Injecting the fault from inside the database

The gp_inject_fault extension is used to test certain error cases - obviously this should not be used in production but only for testing.

CREATE EXTENSION IF NOT EXISTS gp_inject_fault;

After adding the new fault injection, and recompiling the database, the new fault can be tested:

SELECT gp_inject_fault(...)

Some of the parameters are required, some are optional. There is a long version of this function, which requires 8 parameters, and a shorter, more convenient function which requires the 3 most used parameters.

Short version

  • name of the fault which should be injected
  • fault type name
  • database id (from gp_segment_configuration)
SELECT gp_inject_fault('executor_run_high_processed', 'skip', dbid)
  FROM gp_segment_configuration
 WHERE role = 'p';

Long/Complete version

  • name of the fault which should be injected
  • fault type name
  • name of the SQL statement to execute
  • database name to match the fault
  • table name to match the fault
  • number of repeats for the fault
  • sleep time for the fault
  • database id (from gp_segment_configuration)
SELECT gp_inject_fault('executor_run_high_processed', 'skip', '', '', '', 0, 0, dbid)
  FROM gp_segment_configuration
 WHERE role = 'p';

An example

Recently the fault injection framework was used to test the SPI 64 bit counter. The counter of processed rows (ROW_COUNT) was changed from 32 bit to 64 bit, in order to hold more than 2 billion processed rows in a pl/pgSQL function. Testing this change is complicated, because a large number of rows (more than 4 billion rows, or 2^32+1 rows) must be created (inserted), updated, selected and deleted. This requires a huge amount of disk space, and takes a while. Nothing a developer can run on a laptop.

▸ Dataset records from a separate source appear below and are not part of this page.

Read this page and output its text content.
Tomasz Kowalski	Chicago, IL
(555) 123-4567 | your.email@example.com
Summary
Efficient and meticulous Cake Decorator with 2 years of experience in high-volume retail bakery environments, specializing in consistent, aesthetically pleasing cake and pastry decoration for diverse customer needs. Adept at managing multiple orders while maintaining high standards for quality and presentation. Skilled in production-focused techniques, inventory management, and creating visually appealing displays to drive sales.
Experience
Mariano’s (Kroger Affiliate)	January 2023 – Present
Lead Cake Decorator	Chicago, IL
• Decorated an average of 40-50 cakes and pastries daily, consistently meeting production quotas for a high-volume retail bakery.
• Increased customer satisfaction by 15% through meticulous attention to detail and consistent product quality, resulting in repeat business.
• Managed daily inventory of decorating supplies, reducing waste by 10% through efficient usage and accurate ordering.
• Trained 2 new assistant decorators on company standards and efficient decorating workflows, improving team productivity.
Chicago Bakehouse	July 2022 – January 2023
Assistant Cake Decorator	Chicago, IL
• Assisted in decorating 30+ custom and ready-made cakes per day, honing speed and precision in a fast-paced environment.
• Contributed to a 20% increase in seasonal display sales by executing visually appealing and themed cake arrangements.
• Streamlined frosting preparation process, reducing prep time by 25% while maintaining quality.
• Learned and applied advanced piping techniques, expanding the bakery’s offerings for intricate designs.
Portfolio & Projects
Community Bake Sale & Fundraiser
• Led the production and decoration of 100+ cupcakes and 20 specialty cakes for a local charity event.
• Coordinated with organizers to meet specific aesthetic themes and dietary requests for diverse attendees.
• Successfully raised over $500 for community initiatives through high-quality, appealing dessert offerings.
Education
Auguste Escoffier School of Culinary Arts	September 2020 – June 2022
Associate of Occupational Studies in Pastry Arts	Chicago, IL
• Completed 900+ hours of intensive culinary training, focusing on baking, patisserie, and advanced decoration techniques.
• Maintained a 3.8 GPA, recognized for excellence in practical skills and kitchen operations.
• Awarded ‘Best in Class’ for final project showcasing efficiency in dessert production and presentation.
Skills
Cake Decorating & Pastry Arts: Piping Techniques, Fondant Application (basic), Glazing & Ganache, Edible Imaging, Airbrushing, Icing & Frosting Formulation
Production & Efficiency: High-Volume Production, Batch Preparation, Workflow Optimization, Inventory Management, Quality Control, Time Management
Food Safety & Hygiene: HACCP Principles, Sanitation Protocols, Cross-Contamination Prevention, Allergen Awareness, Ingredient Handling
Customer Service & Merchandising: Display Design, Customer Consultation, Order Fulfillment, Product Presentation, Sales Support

The fault injector framework is used to test this change. If the system encounters the code for the fault injector, and a certain number of rows is already processed (10000 rows), the number of processed rows is bumped up to a number short before the maximum integer range (2^32-1 rows). The next few operations will exceed the integer range, and if everything works as expected, flow into the bigint range (2^64-1 rows). If the output is not the expected number, and rather shows a negative number, something along the way is not using a 64 bit variable.

Code changes for this test

  • a new fault injector name was created in src/include/utils/faultinjector.h, in FaultInjectorIdentifier_e: ExecutorRunHighProcessed
  • a new name was added in src/backend/utils/misc/faultinjector.c, in FaultInjectorIdentifierEnumToString: executor_run_high_processed
  • the new fault injector name was added in src/backend/utils/misc/faultinjector.c, in FaultInjector_NewHashEntry()
  • and finally, test code was added to src/backend/executor/spi.c and src/backend/executor/execMain.c, which bumbs the row counter

The tests creates a table, and then inserts a number rows under fault injector conditions. Only if the number of processed rows exceeds the integer range, the test is valid. Number rows in the table are counted, then every row in the table is updated, and then deleted. In every test, the number of processed rows is again artificially increased and will exceed the integer range.

Test results are compared against a result file, the test is only valid if all results match the expectation.

Conclusion

Fault injection is a powerful tool to test the system with respect to soft errors. It helps creating confidence that the product is able to handle even such errors which can’t be tested using traditional methods.